Bu kader ölümden daha mı iyiydi? Hayatım artık bana ait olmayacaktı. Onların kuklası olacaktım. Onun tatlı küçük sahte Kraliçesi ve Luna’sı.
Gözyaşları yanaklarımdan süzülmeye başladı.
“Sana hiçbir şey borçlu değilim. Ne zaman istersem, ne istersem yapacaksın. Şimdiye kadar söylediklerim açık mı?”
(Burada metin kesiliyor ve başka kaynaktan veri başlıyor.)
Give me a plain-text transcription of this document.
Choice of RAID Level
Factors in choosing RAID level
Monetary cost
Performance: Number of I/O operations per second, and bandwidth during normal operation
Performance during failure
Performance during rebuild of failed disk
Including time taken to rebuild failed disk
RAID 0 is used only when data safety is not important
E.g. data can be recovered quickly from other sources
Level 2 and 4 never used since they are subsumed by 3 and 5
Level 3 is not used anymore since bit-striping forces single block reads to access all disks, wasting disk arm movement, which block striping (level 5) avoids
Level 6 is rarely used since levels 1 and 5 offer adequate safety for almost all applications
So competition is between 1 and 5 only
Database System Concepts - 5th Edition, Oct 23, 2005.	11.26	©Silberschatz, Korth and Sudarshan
Daha fazla gözyaşı akmaya devam etti, yavaşça başımı salladım. Hapsolmuş ve artık bir hayat olmayan bir hayat yaşamaya mahkumdum.
Alfa Kral beni Kraliçesi ve Luna’sı olarak seçti, ama ne pahasına?
Hayatım artık bana ait olmayacaksa, buna değer miydi?
“Yoksa seni reddetmemi mi istersin?” diye gürleyen sesi, düşüncelerimi böldü ve beni gerçekliğe geri çekti.